最後は、「保留中の変更」ウィンドウの「送信」ページを使用して、自分の変更をソース・コントロールにコミットします。変更済だがコミットしないファイルが存在する場合があります。たとえば、埋込みOC4Jサーバー上で自分のアプリケーションを実行するたびに、自プロジェクトのdata-sources.xml
ファイルまたはjazn-data.xml
ファイル(あるいはその両方)のコンテンツがJDeveloperによってリフレッシュされる場合があります。通常は、毎回これらの変更済バージョンをチェックインする必要はありません。また、ファイルは変更済でも、変更内容を保持しないファイルが存在する場合もあります。そのようなファイルの場合は、アプリケーション・ナビゲータのポップアップ・メニューから「バージョニング」→「変更を元に戻す」を選択します(これはいつでも実行できます)。これにより、該当するファイルは、ソース・コントロール内で最後にチェックインされたバージョンに戻ります。最後に、チェックインするファイルを選択し、ポップアップ・メニューの「コミット」を選択します。
ヒント: 「保留中の変更」ウィンドウのツールバーにある「すべてコミット」ボタンを使用すると、「送信」リストのすべてのファイルがコミットされます。選択したファイルをコミットする場合は、前述の方法を使用してください。 |
CVSリポジトリを誤って破損しないよう、リポジトリの構成ファイルを手動で変更しないでください。CVS構成ファイルを変更する必要がある場合は、CVSROOTをモジュールとしてチェックアウトし、特定の構成ファイルをローカルで変更し、リポジトリにコミットします。
開発者が複数存在する環境では、ADF Business ComponentsパッケージのXMLファイルの使用を無効化すると、マージ競合の原因を1つ除去できます。
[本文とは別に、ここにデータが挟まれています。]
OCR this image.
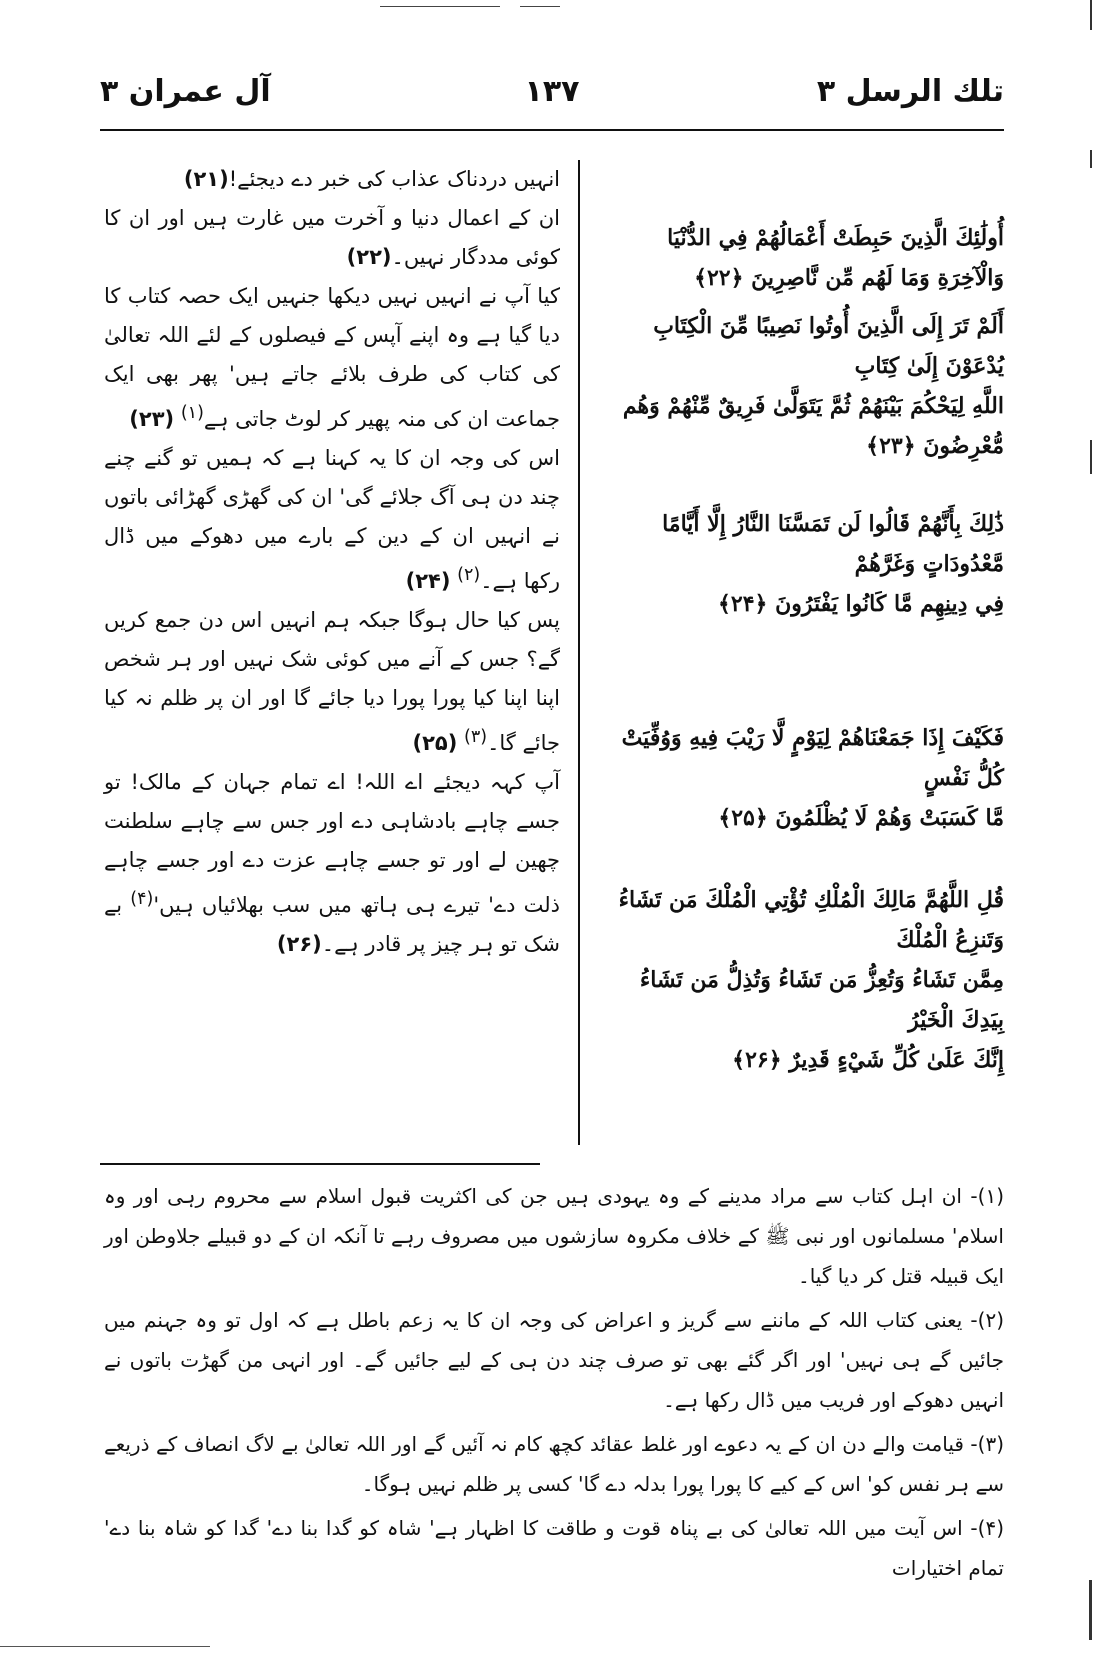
آل عمران ۳	۱۳۷	تلك الرسل ۳
أُولَٰئِكَ الَّذِينَ حَبِطَتْ أَعْمَالُهُمْ فِي الدُّنْيَا
وَالْآخِرَةِ وَمَا لَهُم مِّن نَّاصِرِينَ ﴿۲۲﴾
أَلَمْ تَرَ إِلَى الَّذِينَ أُوتُوا نَصِيبًا مِّنَ الْكِتَابِ يُدْعَوْنَ إِلَىٰ كِتَابِ
اللَّهِ لِيَحْكُمَ بَيْنَهُمْ ثُمَّ يَتَوَلَّىٰ فَرِيقٌ مِّنْهُمْ وَهُم مُّعْرِضُونَ ﴿۲۳﴾
ذَٰلِكَ بِأَنَّهُمْ قَالُوا لَن تَمَسَّنَا النَّارُ إِلَّا أَيَّامًا مَّعْدُودَاتٍ وَغَرَّهُمْ
فِي دِينِهِم مَّا كَانُوا يَفْتَرُونَ ﴿۲۴﴾
فَكَيْفَ إِذَا جَمَعْنَاهُمْ لِيَوْمٍ لَّا رَيْبَ فِيهِ وَوُفِّيَتْ كُلُّ نَفْسٍ
مَّا كَسَبَتْ وَهُمْ لَا يُظْلَمُونَ ﴿۲۵﴾
قُلِ اللَّهُمَّ مَالِكَ الْمُلْكِ تُؤْتِي الْمُلْكَ مَن تَشَاءُ وَتَنزِعُ الْمُلْكَ
مِمَّن تَشَاءُ وَتُعِزُّ مَن تَشَاءُ وَتُذِلُّ مَن تَشَاءُ بِيَدِكَ الْخَيْرُ
إِنَّكَ عَلَىٰ كُلِّ شَيْءٍ قَدِيرٌ ﴿۲۶﴾

انہیں دردناک عذاب کی خبر دے دیجئے!(۲۱)

ان کے اعمال دنیا و آخرت میں غارت ہیں اور ان کا کوئی مددگار نہیں۔(۲۲)

کیا آپ نے انہیں نہیں دیکھا جنہیں ایک حصہ کتاب کا دیا گیا ہے وہ اپنے آپس کے فیصلوں کے لئے اللہ تعالیٰ کی کتاب کی طرف بلائے جاتے ہیں' پھر بھی ایک جماعت ان کی منہ پھیر کر لوٹ جاتی ہے$^{(۱)}$ (۲۳)

اس کی وجہ ان کا یہ کہنا ہے کہ ہمیں تو گنے چنے چند دن ہی آگ جلائے گی' ان کی گھڑی گھڑائی باتوں نے انہیں ان کے دین کے بارے میں دھوکے میں ڈال رکھا ہے۔$^{(۲)}$ (۲۴)

پس کیا حال ہوگا جبکہ ہم انہیں اس دن جمع کریں گے؟ جس کے آنے میں کوئی شک نہیں اور ہر شخص اپنا اپنا کیا پورا پورا دیا جائے گا اور ان پر ظلم نہ کیا جائے گا۔$^{(۳)}$ (۲۵)

آپ کہہ دیجئے اے اللہ! اے تمام جہان کے مالک! تو جسے چاہے بادشاہی دے اور جس سے چاہے سلطنت چھین لے اور تو جسے چاہے عزت دے اور جسے چاہے ذلت دے' تیرے ہی ہاتھ میں سب بھلائیاں $ہیں'^{(۴)}$ بے شک تو ہر چیز پر قادر ہے۔(۲۶)

(۱)- ان اہل کتاب سے مراد مدینے کے وہ یہودی ہیں جن کی اکثریت قبول اسلام سے محروم رہی اور وہ اسلام' مسلمانوں اور نبی ﷺ کے خلاف مکروہ سازشوں میں مصروف رہے تا آنکہ ان کے دو قبیلے جلاوطن اور ایک قبیلہ قتل کر دیا گیا۔

(۲)- یعنی کتاب اللہ کے ماننے سے گریز و اعراض کی وجہ ان کا یہ زعم باطل ہے کہ اول تو وہ جہنم میں جائیں گے ہی نہیں' اور اگر گئے بھی تو صرف چند دن ہی کے لیے جائیں گے۔ اور انہی من گھڑت باتوں نے انہیں دھوکے اور فریب میں ڈال رکھا ہے۔

(۳)- قیامت والے دن ان کے یہ دعوے اور غلط عقائد کچھ کام نہ آئیں گے اور اللہ تعالیٰ بے لاگ انصاف کے ذریعے سے ہر نفس کو' اس کے کیے کا پورا پورا بدلہ دے گا' کسی پر ظلم نہیں ہوگا۔

(۴)- اس آیت میں اللہ تعالیٰ کی بے پناہ قوت و طاقت کا اظہار ہے' شاہ کو گدا بنا دے' گدا کو شاہ بنا دے' تمام اختیارات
その場合は、「設定」ダイアログの「ビジネス・コンポーネント: 一般」ページで、「クラス・パスへのパッケージXMLファイルのコピー」オプションの選択を解除します。4.4.7.2項「推奨事項: パッケージXMLファイルの使用の無効化」を参照してください。
JDeveloperのADF Business Componentsプロジェクトでビジネス・コンポーネントの追加または削除を実行すると、JDeveloperはそれをプロジェクト・ファイル(.jpr
)に反映します。新しいパッケージの中に作成(またはリファクタ)によってコンポーネントが格納されると、JDeveloperはそれをビジネス・コンポーネント・プロジェクト・ファイル(.jpx
)に反映します。これらXMLフォーマットのプロジェクト管理ファイルはマージ競合の発生が減るように最適化されていますが、マージ競合はまだ発生する可能性があり、それらのマージ競合は、影響を受ける各ファイルのポップアップ・メニューにあるJDeveloperの「競合の解決」オプションを使用して解決する必要があります。
ADF Business ComponentsのXMLコンポーネント・ディスクリプタ・ファイル、ADF Business Componentsプロジェクトのプロジェクト・ファイル(.jpr
)または対応するビジネス・コンポーネント・プロジェクト・ファイル(.jpx
)でマージ競合が解決した後は、該当するプロジェクトを一度閉じてから再度開き、最新バージョンのコンポーネント定義を使用していることを確認してください。その場合は、該当するプロジェクトをアプリケーション・ナビゲータで選択し、JDeveloperのメイン・メニューから「ファイル」→「閉じる」を選択した後、該当プロジェクトをアプリケーション・ナビゲータで再度展開します。